禁煙条例で客減る? 海外の飲食店では売上増加もある!

禁煙条例で客減るって本当? 海外の飲食店では増加も 

(日経電子版 2018/6/1)
https://style.nikkei.com/article/DGXMZO31104870Z20C18A5L83001?channel=DF220420167266
東京都独自の「受動喫煙防止条例案」が定例議会で審議される。
飲食業界団体は、「建物内禁煙」にした場合、国内全体で8401億円が減収し、店舗経営が傾くと強く警戒する。
アメリカやノルウェー、アイルランドの禁煙導入では、売上が横ばいか、増収になるところもあるという。
受動喫煙防止は世界的な流れだ。20年の五輪・パラリンピック開催を控え、どのように対応するのか、飲食店は問われている。
【ポイント】
東京都は6月の定例議会に、都独自の「受動喫煙防止条例案」を提出する。
従業員を雇っている飲食店の店内を原則禁煙とする規制に、飲食店からは「客が減る」と悲鳴があがる。
ただ規制で先行する海外では必ずしも減収になっているとは限らない。条例への「脅威論」には行き過ぎとの声もある。
「年間1963億円の売り上げが減る」。飲食業界の団体はこう指摘した。
東京都の受動喫煙防止条例は事実上の屋内全面禁煙だとし、喫煙者離れで店舗経営が傾くと強く警戒する。
都内の減収予想を示すこのデータのもととなったのが、富士経済が実施した、2017年の全国約7000店へのアンケート調査をもとに試算した「建物内禁煙」にした場合、国内全体で8401億円の減収という内容だ。
同調査のデータは各店の店主の売り上げ減少幅の予想にもとづき算出したもので、条例案賛成派からは「飲食店主の主観的な印象にすぎず、因果関係があるとは言えない」との指摘もある。
03年に導入した米ニューヨーク州の調査によると、バーからの売り上げ税収は1億6000万ドル前後で推移していたが、法施行後もほぼ同じ水準が続いた。
04年に店内禁煙の法律を施行したノルウェーでは、レストランの売上高が05年、03年よりも2.5%増えたという。
04年に屋内禁煙法を導入したアイルランド。都市部の大型バーで売り上げが減った一方、地方のバーで売り上げが増えている。

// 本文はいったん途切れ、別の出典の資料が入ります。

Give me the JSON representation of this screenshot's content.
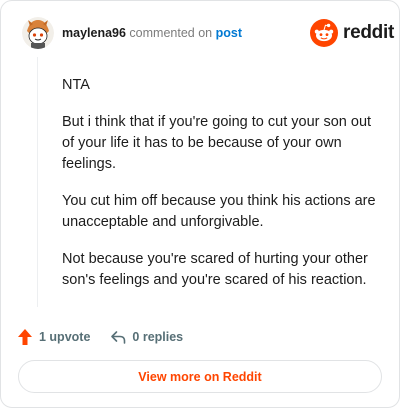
{
  "comment": {
    "username": "maylena96",
    "commented_text": "commented on",
    "post_link": "post",
    "paragraphs": [
      "NTA",
      "But i think that if you're going to cut your son out of your life it has to be because of your own feelings.",
      "You cut him off because you think his actions are unacceptable and unforgivable.",
      "Not because you're scared of hurting your other son's feelings and you're scared of his reaction."
    ]
  },
  "brand": {
    "wordmark": "reddit",
    "color": "#ff4500"
  },
  "actions": {
    "upvote_label": "1 upvote",
    "replies_label": "0 replies"
  },
  "footer": {
    "view_more_label": "View more on Reddit"
  },
  "colors": {
    "accent": "#ff4500",
    "link": "#0079d3",
    "muted": "#576f76"
  }
}
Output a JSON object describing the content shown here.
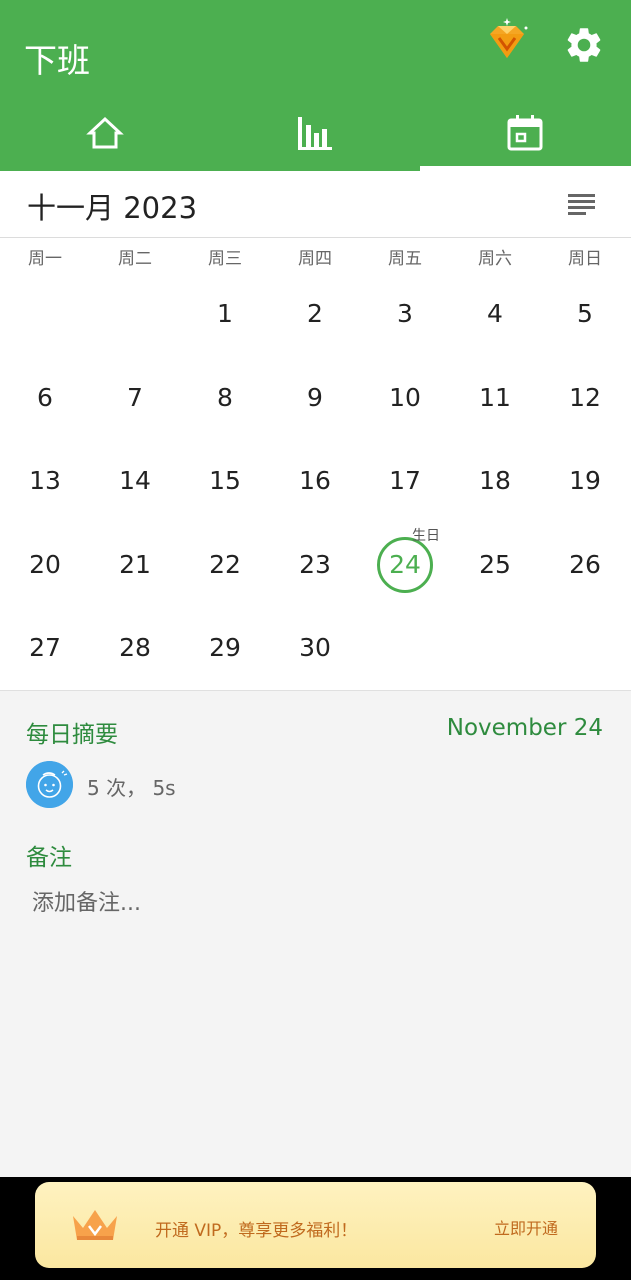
{
  "app": {
    "title": "下班"
  },
  "colors": {
    "primary": "#4caf50",
    "summary_text": "#2e8b3e",
    "vip_text": "#c06a1e"
  },
  "toolbar": {
    "icons": [
      "vip-diamond-icon",
      "gear-icon"
    ]
  },
  "tabs": [
    {
      "icon": "home-icon"
    },
    {
      "icon": "bar-chart-icon"
    },
    {
      "icon": "calendar-icon",
      "selected": true
    }
  ],
  "calendar": {
    "month_title": "十一月 2023",
    "weekdays": [
      "周一",
      "周二",
      "周三",
      "周四",
      "周五",
      "周六",
      "周日"
    ],
    "days": [
      "1",
      "2",
      "3",
      "4",
      "5",
      "6",
      "7",
      "8",
      "9",
      "10",
      "11",
      "12",
      "13",
      "14",
      "15",
      "16",
      "17",
      "18",
      "19",
      "20",
      "21",
      "22",
      "23",
      "24",
      "25",
      "26",
      "27",
      "28",
      "29",
      "30"
    ],
    "first_weekday_index": 2,
    "selected_day": "24",
    "selected_day_note": "生日"
  },
  "summary": {
    "title": "每日摘要",
    "date": "November 24",
    "stats": "5 次， 5s"
  },
  "notes": {
    "title": "备注",
    "placeholder": "添加备注..."
  },
  "vip_banner": {
    "text": "开通 VIP，尊享更多福利！",
    "action": "立即开通"
  }
}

世界保健機関(WHO)の09年の「がん予防ハンドブック」によると、「サービス業への経済的な負のインパクトはなかった」の論文は4分の3の65本。
来店を避けていた嫌煙派の人たちが来店するなど、規制が売り上げにプラスに働く要素も考えられる。
「変わる時には不安があるのは当然」と、小池知事は記者会見で条例導入による影響について述べた。

「条例を成立させたところで、都の規制は依然として諸外国に比べて水準が低い」と話す。
受動喫煙防止は世界的な流れだ。世界が注目する20年の五輪・パラリンピック開催を控え、経営環境の変化に対応できるかが飲食店に問われている。